In my video reports I’ve discussed the fact that I currently have no significant short-sale watch list because I believe in any market correction your best short candidates will come from your long watch list. That is because a basic principle of this market that I have observed is that in the same manner that the sharpest upside moves occur from the lows of stocks’ patterns, the sharpest downside moves tend to occur from the highs of patterns on late-stage failures or double-top type set-ups.

In this market, short-selling has been mostly a tactical affair given the impetuous QE-fueled rally we’ve seen since early October. More recently we’ve seen that rally gain momentum as a broad number of stocks have had sharp upside moves that began in early January, many coming up off the lows of their patterns.

The group chart below shows six stocks in disparate industry groups having similar moves in January. GOOG and V are stocks that have been forging new highs, but both represent what I would consider to be alt-currency situations in that they are established large-cap companies.
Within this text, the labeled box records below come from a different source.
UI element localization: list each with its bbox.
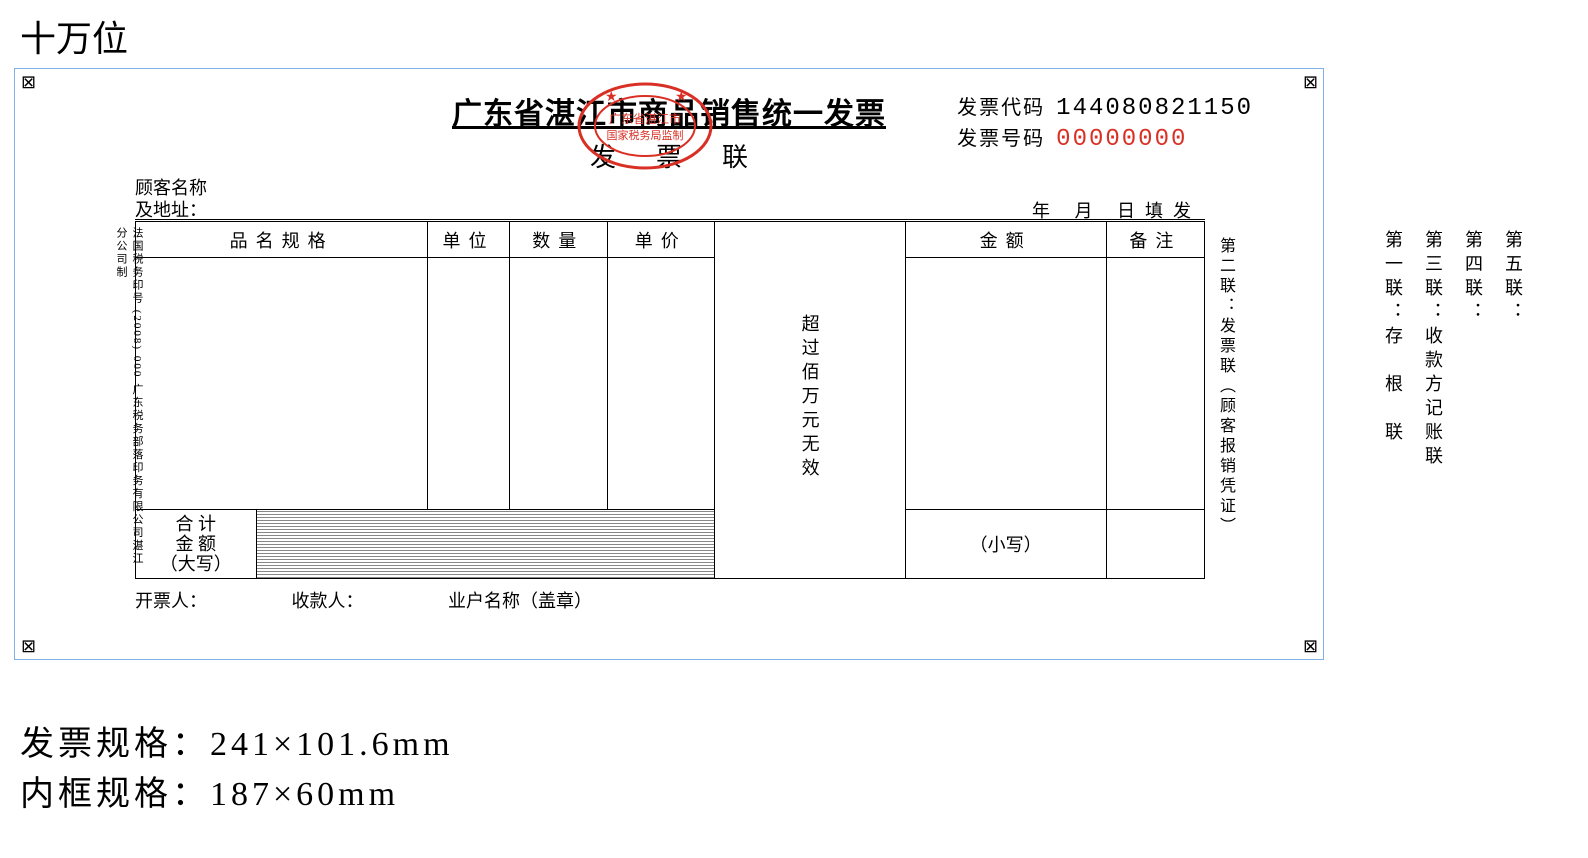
table-header-row: 品名规格 单位 数量 单价 超过佰万元无效 金额 备注	[136, 222, 1205, 258]
crop-mark-br: ⊠	[1303, 639, 1317, 653]
customer-line1: 顾客名称	[135, 177, 207, 199]
sum-label: 合 计金 额 （大写）	[136, 510, 256, 578]
lian-3: 第三联：收款方记账联	[1420, 230, 1446, 470]
subtitle-char: 票	[656, 143, 722, 172]
footer-issuer: 开票人：	[135, 591, 207, 611]
code-value: 144080821150	[1056, 95, 1253, 122]
right-vertical-text: 第二联：发票联（顾客报销凭证）	[1213, 237, 1237, 557]
spec-invoice: 发票规格：241×101.6mm	[20, 720, 454, 770]
xiaowrite-cell: （小写）	[905, 510, 1106, 579]
cell-name	[136, 258, 428, 510]
invoice-table: 品名规格 单位 数量 单价 超过佰万元无效 金额 备注 合 计金 额 （大写）	[135, 221, 1205, 579]
cell-price	[607, 258, 714, 510]
col-name: 品名规格	[136, 222, 428, 258]
table-sum-row: 合 计金 额 （大写） （小写）	[136, 510, 1205, 579]
cell-qty	[509, 258, 607, 510]
bottom-specs: 发票规格：241×101.6mm 内框规格：187×60mm	[20, 720, 454, 820]
lian-1: 第一联：存 根 联	[1380, 230, 1406, 470]
lian-group: 第五联： 第四联： 第三联：收款方记账联 第一联：存 根 联	[1380, 230, 1526, 470]
footer-line: 开票人： 收款人： 业户名称（盖章）	[135, 587, 1205, 613]
col-unit: 单位	[428, 222, 509, 258]
col-remark: 备注	[1106, 222, 1204, 258]
subtitle-char: 发	[590, 143, 656, 172]
code-label: 发票代码	[957, 97, 1045, 119]
col-limit: 超过佰万元无效	[714, 222, 905, 579]
lian-5: 第五联：	[1500, 230, 1526, 470]
top-label: 十万位	[20, 10, 128, 62]
left-vertical-text: 法国税务印号 (2008) 000 广东税务部落印务有限公司湛江分公司制	[113, 227, 145, 567]
table-body-row	[136, 258, 1205, 510]
cell-remark	[1106, 258, 1204, 510]
crop-mark-tr: ⊠	[1303, 75, 1317, 89]
number-label: 发票号码	[957, 128, 1045, 150]
customer-label: 顾客名称 及地址：	[135, 177, 207, 221]
sum-remark	[1106, 510, 1204, 579]
cell-amount	[905, 258, 1106, 510]
col-amount: 金额	[905, 222, 1106, 258]
crop-mark-bl: ⊠	[21, 639, 35, 653]
invoice-codes: 发票代码 144080821150 发票号码 00000000	[957, 93, 1253, 155]
hatched-area	[256, 510, 714, 578]
spec-inner: 内框规格：187×60mm	[20, 770, 454, 820]
date-line: 年 月 日填发	[1032, 197, 1201, 223]
lian-4: 第四联：	[1460, 230, 1486, 470]
col-qty: 数量	[509, 222, 607, 258]
footer-payee: 收款人：	[292, 591, 364, 611]
number-value: 00000000	[1056, 126, 1187, 153]
col-price: 单价	[607, 222, 714, 258]
crop-mark-tl: ⊠	[21, 75, 35, 89]
customer-line2: 及地址：	[135, 199, 207, 221]
cell-unit	[428, 258, 509, 510]
invoice-frame: ⊠ ⊠ ⊠ ⊠ 广东省湛江市商品销售统一发票 发票联 广东省湛江市 国家税务局监…	[14, 68, 1324, 660]
footer-merchant: 业户名称（盖章）	[448, 591, 592, 611]
subtitle-char: 联	[722, 143, 788, 172]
These are playable rallies on the long side (which may become shortable rallies as they become extended into resistance, like ANET), to be sure. The source of these rallies is, in my view, the sharp expansion in the Fed’s balance sheet that we’ve seen since mid-September and which accelerated in mid-October. The impetus for the expanding balance sheet, a.k.a. stealth QE, has been concerns over illiquidity in the overnight repo market.

Concerns that there would be a possible year-end repo market melt-down resulted in a lot of liquidity being pumped into the system. And that, in my view, is what has fueled sharp moves in so many stocks with lacking fundamentals, what I call the Parabolic Pump. This is like what the Fed did in late 1999 when it feared a melt-down resulting from the famed Y2K Crisis that never happened.

Instead, what we got was the rapid, parabolic move into the March 2000 top followed by a long-term bear market. What the current QE situation tells me is that the fuel has been there for a rally, so there’s been no sense in denying it. But the set-ups that have worked best are those that have occurred near the lows of stocks’ chart patterns – 2x and 3x moves after breakouts are nowhere to be seen.

Bubbles like this will always end badly, but the question is when. In any case, I continue to hold the view that the Fed will be lowering rates before it raises rates, and sooner than it thinks. It’s already been pumping liquidity into the system at a furious pace, annualizing at over $1 trillion, which is tantamount to lowering rates while it mouths the assertion that rates are “in a good place.”

This will all be positive for gold and silver longer than it will for stocks, in my view, but all of that is just speculation. What happens in the future will remain a function of what is happening right now. And this brings us back to the place where we’ve been for a while now.

That is to remain open to the set-ups you see in real-time and then going with the flow, letting the market push you in the right direction naturally, long or short. It’s still a 360-degree market, and the action over the past few days proves that. Play it as it lies and be ready for anything.

Gil Morales

CEO and Principal, Gil Morales & Company, LLC
Managing Director and Principal, MoKa Investors, LLC
Managing Director and Principal, Virtue of Selfish Investing, LLC

At the time of this writing, of the stocks mentioned in this report, Gil Morales, MoKa Investors, LLC, Virtue of Selfish Investing, LLC, and/or Gil Morales & Company, LLC held a position in SLV, though positions are subject to change at any time and without notice.